My girls Left to Right: Sarah Seng (who does not live in our region), Sarah Mae Jennings (one of my besties, she lives about 1.5 hours away near Maroua), Me, Laura Miller (lives just north of Maroua), and Rachel (aka my post mate and other closest friend, she's the one laying across us). We has just read the declaration of Independence and set off some streamer poppy things, no fireworks to be found : (

The gang - just cause I know I talk about them the most as I am the closest with them - Rachel and Sarah. 

Well, thats pretty much what I've been up to, avoiding snakes and trying not to yell at Cameroonians : ) I love y'all and promise to update my blog way more often. Also, go cocks even though we didn't win the College World Series again... Maybe I'll be back in the states for the SEC championship game (if we make it that far!)!

Shout out to Dan and Emily for braving Africa. I love you. It was awesome having you visit!!! I hope after getting back to the states, mostly just the good memories remain : )

Wednesday, February 15, 2012

Sorry for the long lapse between posts but its far and between when I get access to internet and because I don't have electricty at post, I don't spend too much on time on my computer! Other than getting ripped with P90X, I have to judiciously use my computer so I can make it to Friday when I go into Kaele for the market!

But, I am in Maroua this week for a conference on Behavior Change, which has so far been really interesting! Plus, we are staying at the nicest hotel in Maroua : ) and eating like queens. We have a pool. I took a shower. Our rooms have air conditioning. Its pretty amazing. And, we are learning a lot about how to actually make a plan to (hopefully) catalyze change.

Life in village has been pretty quiet! I am just easing into work, we aren't actually supposed to do any projects during our first three months of service, so I have been working on networking and integrating into Piwa. I have a friend! We go out and drink bil-bil together sometimes, and she knows so many people in Piwa, I have met a lot more people through her.

I'm also getting my house set up – pots and pans and things like that. I'm painting an accent wall in my living room (and soon I'll have chairs in there as well!), but I'm still waiting for my landlord to finish one room in my house – the floor is sand – but there's no use in getting bent out of shape about it. Things here happen when they happen, definitely patience is a skill that I will leave Cameroon with!

As far as work goes, I went the other week to Tokembere to help my friend run an environmental education day camp, which was a great learning experience for me because I definitely want to have a camp like that in the high school in my village! We are planning on doing the next camp for Earth Day, possibly in Lara ( a village near Piwa) or maybe even in Piwa. But I'll be leading the Flora and Fauna segments. I've never really taught anything so we'll see how that goes....

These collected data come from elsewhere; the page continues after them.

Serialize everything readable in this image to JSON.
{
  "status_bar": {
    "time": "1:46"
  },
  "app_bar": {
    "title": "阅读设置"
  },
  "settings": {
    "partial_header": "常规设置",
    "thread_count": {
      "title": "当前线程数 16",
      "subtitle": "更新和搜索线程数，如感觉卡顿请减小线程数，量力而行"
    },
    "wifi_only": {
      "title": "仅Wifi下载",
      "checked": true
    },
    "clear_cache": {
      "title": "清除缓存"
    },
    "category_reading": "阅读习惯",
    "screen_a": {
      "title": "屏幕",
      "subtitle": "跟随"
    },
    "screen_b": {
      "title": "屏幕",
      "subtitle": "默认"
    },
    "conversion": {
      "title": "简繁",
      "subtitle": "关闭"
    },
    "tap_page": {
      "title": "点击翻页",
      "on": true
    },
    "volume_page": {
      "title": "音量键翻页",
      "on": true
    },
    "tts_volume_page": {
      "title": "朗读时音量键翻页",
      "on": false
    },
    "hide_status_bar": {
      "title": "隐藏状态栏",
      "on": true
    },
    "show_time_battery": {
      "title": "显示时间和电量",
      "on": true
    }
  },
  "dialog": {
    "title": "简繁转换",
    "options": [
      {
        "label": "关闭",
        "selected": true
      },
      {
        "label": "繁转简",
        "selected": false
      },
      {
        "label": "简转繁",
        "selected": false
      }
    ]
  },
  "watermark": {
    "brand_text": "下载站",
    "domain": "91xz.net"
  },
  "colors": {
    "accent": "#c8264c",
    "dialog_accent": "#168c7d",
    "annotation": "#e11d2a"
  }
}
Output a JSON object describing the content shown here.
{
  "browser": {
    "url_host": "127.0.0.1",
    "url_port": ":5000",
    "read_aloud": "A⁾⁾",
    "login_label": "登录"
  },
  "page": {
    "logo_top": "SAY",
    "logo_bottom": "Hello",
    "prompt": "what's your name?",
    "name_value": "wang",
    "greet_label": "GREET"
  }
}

My spirits are still pretty high; I have hit the wall a few times, but luckily I have a wonderful man (I love you, Edwin!) and family that spend the money to call me and send me letters. I really appreciate that! Sometimes I just feel so overwhelmed by all the pressure exerted on me by being constantly watched by my village that I just want to escape and become inconspicuous again. But, those are normal feelings for all volunteers but I do feel very grateful to have a family that supports me. It amazes me that some of my collegues have loved ones that are consistantly telling them to come home when things get difficult and I am grateful that I have a strong group backing me up and keeping me going! I love you guys!